Thursday, January 19, 2017

FOOT MEMORY

It has been 6 years since I shed the ottoman footstool I bought in Karachi Pakistan and took, along with the wicker chair, back to my stateroom on the mighty flagship of the Middle East Force over 30 years ago. I have different foot stools for my comfy chairs above and below and neither of them has a pile of cushions on them that my feet can burrow into when they feel cold. Nonetheless, when I don't think about it, as I read into the night, one foot or the other, sensing it is cold, attempts, futilely to burrow under the cushion it rests upon.

Funny how memory works. I remember using just pure muscle memory to open safes or dial phone numbers that I could not remember. I could let me fingers do the walking on the safes, and to be honest, I was the one that set the safe combinations for almost 30 years. I could tell you stories about setting combos on COMSEC safes and still shudder at the memories.

One of the things junior officers had that nobody else did on warships long ago, oddly enough, was privacy. One could, or not, lock the stateroom door behind one each morning but there was every expectation that nobody would step foot in there after one left because, who would? For some of us the stateroom served as an auxiliary office but most of us had an office.

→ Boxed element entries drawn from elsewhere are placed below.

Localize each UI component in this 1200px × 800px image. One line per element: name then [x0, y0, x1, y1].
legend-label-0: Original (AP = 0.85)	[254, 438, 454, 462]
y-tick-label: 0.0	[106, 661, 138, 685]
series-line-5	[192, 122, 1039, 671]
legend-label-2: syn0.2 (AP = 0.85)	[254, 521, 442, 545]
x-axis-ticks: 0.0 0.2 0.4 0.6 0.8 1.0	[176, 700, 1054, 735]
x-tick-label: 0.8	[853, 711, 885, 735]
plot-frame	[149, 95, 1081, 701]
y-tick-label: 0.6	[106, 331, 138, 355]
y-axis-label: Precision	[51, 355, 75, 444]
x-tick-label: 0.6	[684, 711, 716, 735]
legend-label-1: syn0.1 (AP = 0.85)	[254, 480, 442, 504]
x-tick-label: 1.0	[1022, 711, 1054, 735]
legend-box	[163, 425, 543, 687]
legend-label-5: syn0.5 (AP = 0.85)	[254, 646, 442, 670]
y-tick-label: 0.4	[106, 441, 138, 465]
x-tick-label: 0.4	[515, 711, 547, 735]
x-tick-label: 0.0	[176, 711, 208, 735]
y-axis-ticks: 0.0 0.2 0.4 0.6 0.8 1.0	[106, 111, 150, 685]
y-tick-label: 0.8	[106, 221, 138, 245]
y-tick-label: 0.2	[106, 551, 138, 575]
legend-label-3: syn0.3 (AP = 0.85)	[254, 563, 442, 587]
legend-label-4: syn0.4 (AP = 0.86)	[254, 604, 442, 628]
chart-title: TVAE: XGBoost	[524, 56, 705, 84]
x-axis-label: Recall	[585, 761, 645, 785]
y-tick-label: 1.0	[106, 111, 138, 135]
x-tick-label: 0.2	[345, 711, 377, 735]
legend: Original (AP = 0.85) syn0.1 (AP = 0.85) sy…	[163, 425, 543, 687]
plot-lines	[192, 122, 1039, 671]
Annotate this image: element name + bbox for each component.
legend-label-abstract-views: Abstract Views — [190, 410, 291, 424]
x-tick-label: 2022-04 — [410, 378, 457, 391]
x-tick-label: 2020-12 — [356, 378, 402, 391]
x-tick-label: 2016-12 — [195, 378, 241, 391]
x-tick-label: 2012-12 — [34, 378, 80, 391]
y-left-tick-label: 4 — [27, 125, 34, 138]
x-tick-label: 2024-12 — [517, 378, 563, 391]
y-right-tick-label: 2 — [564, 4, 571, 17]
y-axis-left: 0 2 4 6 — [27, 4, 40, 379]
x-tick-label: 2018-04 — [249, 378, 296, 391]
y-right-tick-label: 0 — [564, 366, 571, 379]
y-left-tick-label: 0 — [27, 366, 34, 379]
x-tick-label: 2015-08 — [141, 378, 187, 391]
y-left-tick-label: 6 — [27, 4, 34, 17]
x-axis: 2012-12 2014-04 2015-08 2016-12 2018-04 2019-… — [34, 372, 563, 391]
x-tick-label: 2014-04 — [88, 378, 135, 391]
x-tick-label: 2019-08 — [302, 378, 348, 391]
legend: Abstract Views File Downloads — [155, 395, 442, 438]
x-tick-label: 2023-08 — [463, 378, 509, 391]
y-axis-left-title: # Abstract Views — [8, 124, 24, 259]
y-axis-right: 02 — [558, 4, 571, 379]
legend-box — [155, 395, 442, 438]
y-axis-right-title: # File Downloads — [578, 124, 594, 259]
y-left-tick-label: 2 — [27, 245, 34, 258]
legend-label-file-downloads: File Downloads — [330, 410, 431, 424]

I might lock up property belonging to one of my sailors but he had no expectation of seeing me lock it in my safe in the stateroom and didn't expect to be there if I removed it to return to him. I don't think anybody came into my stateroom (except my room mate) the whole time I was a division officer (2 ships).

The XO's office was right outside his sleeping cabin. I was in there a lot for one reason or another. Same for visits to Ops in his stateroom but no separate cabin for Ops. I don't actually think the Operations Officer had an office on first ship. The only place I used to see him was in his stateroom. The Cheng had a desk in the Logroom, the First LT had a desk inside the Deck office. The Dr and Dentist both had offices in sickbay and the office of extraordinary relief from pain....but I used to chat with the Doc in his stateroom.

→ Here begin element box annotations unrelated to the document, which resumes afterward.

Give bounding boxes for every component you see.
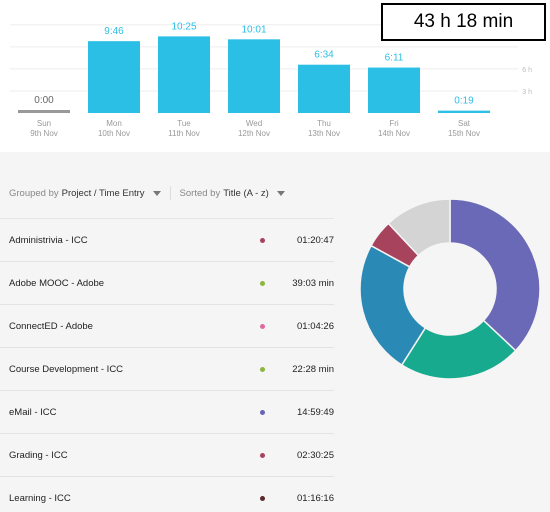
bar-value-label: 6:34 bbox=[314, 50, 334, 61]
total-time-box: 43 h 18 min bbox=[381, 3, 546, 41]
group-by-value: Project / Time Entry bbox=[61, 187, 145, 199]
bar-value-label: 6:11 bbox=[385, 53, 404, 64]
day-label: Sat 15th Nov bbox=[424, 119, 504, 139]
entry-duration: 14:59:49 bbox=[297, 407, 334, 418]
entry-duration: 39:03 min bbox=[292, 278, 334, 289]
list-item[interactable]: Adobe MOOC - Adobe 39:03 min bbox=[0, 262, 334, 305]
list-item[interactable]: Course Development - ICC 22:28 min bbox=[0, 348, 334, 391]
day-label: Sun 9th Nov bbox=[4, 119, 84, 139]
bar-value-label: 10:01 bbox=[241, 24, 266, 35]
y-tick-label: 6 h bbox=[522, 67, 532, 74]
project-donut-chart bbox=[359, 198, 541, 380]
sort-by-prefix: Sorted by bbox=[179, 187, 221, 199]
chevron-down-icon bbox=[276, 190, 285, 196]
entries-list: Administrivia - ICC 01:20:47 Adobe MOOC … bbox=[0, 218, 334, 512]
bar-mon[interactable] bbox=[88, 41, 140, 113]
bar-value-label: 0:19 bbox=[454, 96, 474, 107]
entry-duration: 02:30:25 bbox=[297, 450, 334, 461]
donut-slice[interactable] bbox=[449, 198, 541, 352]
day-name: Fri bbox=[389, 119, 399, 128]
day-date: 10th Nov bbox=[97, 129, 131, 138]
day-date: 9th Nov bbox=[30, 129, 58, 138]
entry-title: Course Development - ICC bbox=[9, 364, 124, 375]
entry-color-dot bbox=[260, 367, 265, 372]
entry-title: Administrivia - ICC bbox=[9, 235, 88, 246]
controls-divider bbox=[169, 186, 171, 200]
donut-slice[interactable] bbox=[359, 244, 427, 367]
bar-tue[interactable] bbox=[158, 36, 210, 113]
total-time: 43 h 18 min bbox=[413, 11, 514, 32]
day-date: 13th Nov bbox=[307, 129, 341, 138]
bar-value-label: 9:46 bbox=[104, 26, 124, 37]
entry-title: eMail - ICC bbox=[9, 407, 57, 418]
chevron-down-icon bbox=[152, 190, 161, 196]
entry-color-dot bbox=[260, 238, 265, 243]
list-item[interactable]: eMail - ICC 14:59:49 bbox=[0, 391, 334, 434]
entry-color-dot bbox=[260, 281, 265, 286]
group-by-dropdown[interactable]: Grouped by Project / Time Entry bbox=[9, 188, 161, 199]
bar-fri[interactable] bbox=[368, 67, 420, 113]
bar-sat[interactable] bbox=[438, 110, 490, 113]
bar-thu[interactable] bbox=[298, 64, 350, 113]
entry-color-dot bbox=[260, 410, 265, 415]
entry-duration: 01:04:26 bbox=[297, 321, 334, 332]
list-item[interactable]: Grading - ICC 02:30:25 bbox=[0, 434, 334, 477]
entry-title: Learning - ICC bbox=[9, 493, 71, 504]
day-date: 11th Nov bbox=[168, 129, 200, 138]
sort-by-value: Title (A - z) bbox=[223, 187, 269, 199]
day-label: Mon 10th Nov bbox=[74, 119, 154, 139]
list-item[interactable]: Learning - ICC 01:16:16 bbox=[0, 477, 334, 512]
weekly-bar-chart: 6 h 3 h 0:00 9:46 10:25 10:01 6:34 6:11 0:19 43 … bbox=[0, 0, 550, 152]
bar-wed[interactable] bbox=[228, 39, 280, 113]
day-name: Sun bbox=[36, 119, 52, 128]
day-label: Fri 14th Nov bbox=[354, 119, 434, 139]
entry-title: Grading - ICC bbox=[9, 450, 68, 461]
entry-duration: 22:28 min bbox=[292, 364, 334, 375]
entry-title: ConnectED - Adobe bbox=[9, 321, 93, 332]
entry-color-dot bbox=[260, 324, 265, 329]
list-item[interactable]: Administrivia - ICC 01:20:47 bbox=[0, 219, 334, 262]
day-name: Thu bbox=[317, 119, 331, 128]
day-name: Wed bbox=[245, 119, 263, 128]
day-name: Mon bbox=[106, 119, 122, 128]
bar-value-label: 10:25 bbox=[171, 21, 196, 32]
bar-value-label: 0:00 bbox=[34, 95, 54, 106]
day-date: 14th Nov bbox=[377, 129, 411, 138]
bar-sun[interactable] bbox=[18, 110, 70, 113]
bar-chart-svg: 6 h 3 h 0:00 9:46 10:25 10:01 6:34 6:11 0:19 bbox=[10, 21, 532, 113]
entry-title: Adobe MOOC - Adobe bbox=[9, 278, 105, 289]
day-label: Thu 13th Nov bbox=[284, 119, 364, 139]
entry-duration: 01:20:47 bbox=[297, 235, 334, 246]
entry-color-dot bbox=[260, 496, 265, 501]
y-tick-label: 3 h bbox=[522, 89, 532, 96]
list-item[interactable]: ConnectED - Adobe 01:04:26 bbox=[0, 305, 334, 348]
entry-color-dot bbox=[260, 453, 265, 458]
day-name: Sat bbox=[457, 119, 470, 128]
day-name: Tue bbox=[177, 119, 191, 128]
sort-by-dropdown[interactable]: Sorted by Title (A - z) bbox=[180, 188, 285, 199]
entry-duration: 01:16:16 bbox=[297, 493, 334, 504]
day-label: Tue 11th Nov bbox=[144, 119, 224, 139]
day-date: 15th Nov bbox=[447, 129, 481, 138]
group-by-prefix: Grouped by bbox=[9, 187, 59, 199]
day-date: 12th Nov bbox=[237, 129, 271, 138]
list-controls: Grouped by Project / Time Entry Sorted b… bbox=[9, 186, 285, 200]
day-label: Wed 12th Nov bbox=[214, 119, 294, 139]
donut-slice[interactable] bbox=[387, 198, 451, 257]
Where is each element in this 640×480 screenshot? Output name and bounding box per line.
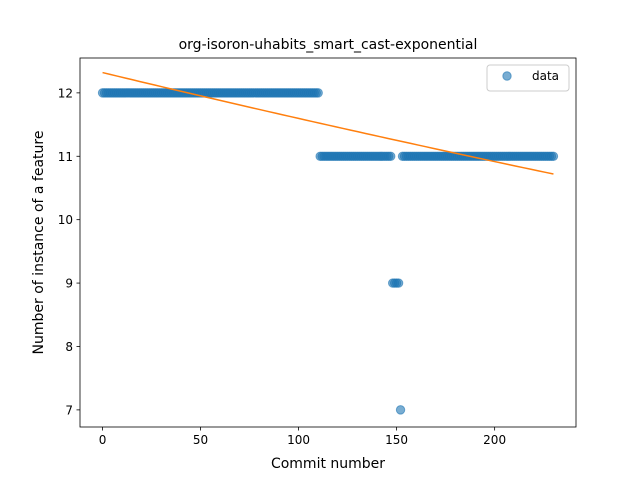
x-tick-label: 0: [99, 433, 107, 447]
x-tick-label: 50: [193, 433, 208, 447]
plot-frame: [79, 57, 577, 428]
y-tick-label: 7: [65, 403, 73, 417]
data-point: [548, 151, 559, 161]
legend-label-data: data: [532, 69, 559, 83]
x-tick-label: 100: [287, 433, 310, 447]
y-tick-label: 11: [58, 150, 73, 164]
data-point: [313, 88, 323, 98]
y-tick-label: 9: [65, 277, 73, 291]
y-axis-label: Number of instance of a feature: [31, 131, 47, 355]
data-point: [395, 405, 406, 415]
data-point: [386, 151, 396, 161]
x-tick-label: 200: [483, 433, 506, 447]
legend: data: [486, 64, 570, 92]
axis-ticks: 0 50 100 150 200 7 8 9 10 11 12: [58, 86, 506, 447]
data-point: [393, 278, 404, 288]
y-tick-label: 10: [58, 213, 73, 227]
y-tick-label: 12: [58, 86, 73, 100]
x-axis-label: Commit number: [271, 456, 385, 472]
plot-content: [97, 71, 559, 415]
x-tick-label: 150: [385, 433, 408, 447]
fit-line: [102, 71, 554, 175]
legend-marker-data: [502, 71, 512, 81]
chart-title: org-isoron-uhabits_smart_cast-exponentia…: [179, 37, 478, 53]
y-tick-label: 8: [65, 340, 73, 354]
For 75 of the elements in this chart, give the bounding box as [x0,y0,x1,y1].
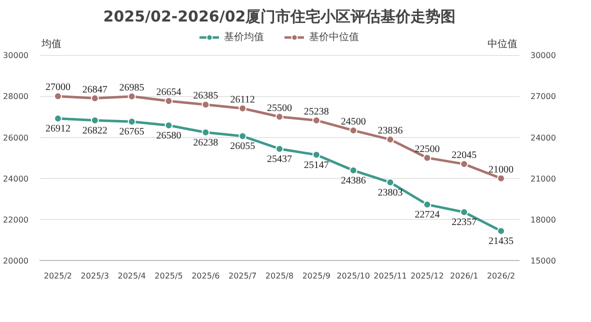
y-tick-label: 30000 [3,51,29,60]
point [90,94,99,102]
x-tick-label: 2025/10 [336,272,370,280]
data-label: 21435 [488,236,514,248]
data-label: 23836 [378,126,403,137]
data-label: 27000 [45,82,70,94]
data-label: 26654 [156,86,182,98]
data-label: 25500 [267,102,292,114]
point [128,118,136,126]
y2-tick-label: 21000 [530,174,556,184]
point [312,150,320,159]
point [349,166,358,174]
y2-tick-label: 27000 [530,92,556,102]
data-label: 26385 [193,90,218,102]
y-tick-label: 24000 [3,174,29,184]
x-tick-label: 2025/3 [80,272,109,280]
x-tick-label: 2025/8 [265,272,294,280]
point [276,144,284,153]
y-tick-label: 20000 [3,256,29,266]
point [54,92,62,100]
y2-tick-label: 30000 [530,51,556,60]
data-label: 22045 [452,150,477,162]
data-label: 24500 [340,116,366,128]
y-tick-label: 26000 [3,133,29,142]
point [202,100,210,109]
data-label: 25437 [267,154,292,165]
data-label: 25147 [304,160,329,171]
legend-label: 基价中位值 [309,30,359,44]
data-label: 26055 [230,141,256,152]
data-label: 22357 [452,217,477,228]
point [276,112,284,121]
data-label: 26765 [119,126,144,138]
y-tick-label: 22000 [3,215,29,224]
data-label: 26912 [45,124,70,135]
point [90,116,99,124]
data-label: 23803 [378,187,403,198]
x-tick-label: 2025/4 [118,272,146,280]
x-tick-label: 2025/6 [192,272,220,280]
point [312,116,320,124]
x-tick-label: 2026/1 [450,272,478,280]
x-tick-label: 2025/2 [44,272,72,280]
x-tick-label: 2025/9 [302,272,331,280]
point [238,132,247,140]
chart-title: 2025/02-2026/02厦门市住宅小区评估基价走势图 [103,8,456,26]
point [386,178,394,186]
data-label: 26238 [193,137,218,148]
point [423,154,432,162]
y-axis-title: 均值 [40,38,62,50]
data-label: 26580 [156,130,182,142]
point [497,174,506,182]
legend-label: 基价均值 [224,30,264,44]
y2-tick-label: 24000 [530,133,556,142]
data-label: 22724 [414,210,440,221]
point [238,104,247,112]
data-label: 21000 [488,164,514,176]
point [460,208,468,216]
data-label: 24386 [340,175,366,186]
data-label: 26112 [230,94,255,106]
point [128,92,136,100]
data-label: 26847 [82,84,108,96]
data-label: 25238 [304,106,329,118]
data-label: 22500 [414,144,440,155]
y2-tick-label: 18000 [530,215,556,224]
x-tick-label: 2025/12 [410,272,444,280]
x-tick-label: 2026/2 [486,272,516,280]
x-tick-label: 2025/11 [374,272,407,280]
data-label: 26985 [119,82,144,94]
point [164,121,173,130]
point [202,128,210,136]
data-label: 26822 [82,125,108,136]
x-tick-label: 2025/5 [154,272,183,280]
y2-tick-label: 15000 [530,256,556,266]
y2-axis-title: 中位值 [488,38,518,50]
y-tick-label: 28000 [3,92,29,102]
x-tick-label: 2025/7 [228,272,257,280]
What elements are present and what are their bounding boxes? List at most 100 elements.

You picked up on the difference right? Only the captain and the Admiral had cabins. The rest of us, staterooms. It proved impossible to get that right in my head on the Queen Mary 2. I kept saying stateroom and people would look at me like I was crazy. s'Okay, I can live with it.

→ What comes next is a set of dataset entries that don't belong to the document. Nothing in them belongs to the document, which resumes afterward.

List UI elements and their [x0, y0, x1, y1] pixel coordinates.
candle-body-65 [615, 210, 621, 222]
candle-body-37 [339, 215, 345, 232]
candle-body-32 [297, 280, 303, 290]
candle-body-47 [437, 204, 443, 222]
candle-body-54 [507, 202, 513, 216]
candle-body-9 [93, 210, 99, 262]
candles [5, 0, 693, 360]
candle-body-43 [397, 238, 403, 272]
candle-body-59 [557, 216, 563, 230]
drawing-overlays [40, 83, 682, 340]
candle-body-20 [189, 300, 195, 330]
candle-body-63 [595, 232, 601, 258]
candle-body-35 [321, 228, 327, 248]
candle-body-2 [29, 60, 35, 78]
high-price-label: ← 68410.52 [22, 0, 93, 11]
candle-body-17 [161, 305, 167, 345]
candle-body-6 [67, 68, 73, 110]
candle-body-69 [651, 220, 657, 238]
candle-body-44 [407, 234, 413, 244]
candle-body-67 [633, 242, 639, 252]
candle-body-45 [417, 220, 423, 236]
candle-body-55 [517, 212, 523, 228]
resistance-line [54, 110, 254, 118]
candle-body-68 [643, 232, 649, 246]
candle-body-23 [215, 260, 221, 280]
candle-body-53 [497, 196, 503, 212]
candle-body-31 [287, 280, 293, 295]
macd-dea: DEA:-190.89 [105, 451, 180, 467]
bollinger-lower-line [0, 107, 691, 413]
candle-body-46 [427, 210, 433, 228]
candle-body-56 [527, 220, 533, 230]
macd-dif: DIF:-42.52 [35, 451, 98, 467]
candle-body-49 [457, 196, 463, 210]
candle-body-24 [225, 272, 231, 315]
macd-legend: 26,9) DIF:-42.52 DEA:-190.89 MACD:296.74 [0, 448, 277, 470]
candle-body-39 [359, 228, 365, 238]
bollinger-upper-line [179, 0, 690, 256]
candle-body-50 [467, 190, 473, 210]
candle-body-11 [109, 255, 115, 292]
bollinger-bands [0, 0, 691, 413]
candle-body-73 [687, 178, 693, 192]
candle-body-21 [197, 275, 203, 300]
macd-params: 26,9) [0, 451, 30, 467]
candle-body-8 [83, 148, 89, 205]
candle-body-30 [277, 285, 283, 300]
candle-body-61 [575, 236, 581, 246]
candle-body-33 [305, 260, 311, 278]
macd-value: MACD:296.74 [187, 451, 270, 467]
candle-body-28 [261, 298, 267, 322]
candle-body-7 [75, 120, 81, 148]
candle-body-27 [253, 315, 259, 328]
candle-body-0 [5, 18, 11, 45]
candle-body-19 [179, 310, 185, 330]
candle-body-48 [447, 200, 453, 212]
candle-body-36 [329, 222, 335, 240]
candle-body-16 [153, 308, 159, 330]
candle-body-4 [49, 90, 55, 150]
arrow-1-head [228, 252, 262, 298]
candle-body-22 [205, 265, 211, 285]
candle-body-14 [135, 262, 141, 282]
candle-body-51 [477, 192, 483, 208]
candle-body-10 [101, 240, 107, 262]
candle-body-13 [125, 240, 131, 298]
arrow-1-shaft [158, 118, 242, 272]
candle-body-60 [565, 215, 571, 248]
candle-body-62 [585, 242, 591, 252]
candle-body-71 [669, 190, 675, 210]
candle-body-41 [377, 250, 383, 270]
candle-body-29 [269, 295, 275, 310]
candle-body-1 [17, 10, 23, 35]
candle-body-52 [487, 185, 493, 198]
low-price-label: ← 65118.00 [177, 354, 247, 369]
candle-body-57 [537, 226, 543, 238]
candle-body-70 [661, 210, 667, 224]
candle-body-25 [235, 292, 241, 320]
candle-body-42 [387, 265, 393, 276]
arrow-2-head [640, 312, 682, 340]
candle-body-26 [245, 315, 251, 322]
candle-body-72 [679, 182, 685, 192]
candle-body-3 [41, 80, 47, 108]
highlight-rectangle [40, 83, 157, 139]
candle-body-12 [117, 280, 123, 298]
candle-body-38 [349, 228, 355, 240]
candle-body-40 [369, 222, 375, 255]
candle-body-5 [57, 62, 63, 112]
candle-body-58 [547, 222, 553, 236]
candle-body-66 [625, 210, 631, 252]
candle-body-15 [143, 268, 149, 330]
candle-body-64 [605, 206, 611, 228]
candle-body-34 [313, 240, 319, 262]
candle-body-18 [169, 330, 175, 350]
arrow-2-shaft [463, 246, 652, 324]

In my stateroom, which I shared for awhile, I had Persian carpets on the deck which is one reason that my older sister's Persian carpet has toothpaste stains. I had a wicker chair that was supremely comfortable, so comfortable in fact that my little sister asked if she could borrow it when she was brooding her eldest. As I recall, she talked me out of the hassock which came back without the lamb skin pillow but with several alt pillows about 5 months later.

As a department head, XO and CO, everybody used my quarters as an office. The one I most disliked was the unfortunate soul who tried twice to hold bible study in my stateroom. I might have pointed out to the youngster that this place was where I got the 30 minutes of sleep a day that kept me going and maybe pointed at the .45 hanging on the hook on my side of the door and told him I wasn't afraid to use it.

And so we return to the hassock of foot memory. Feet remember.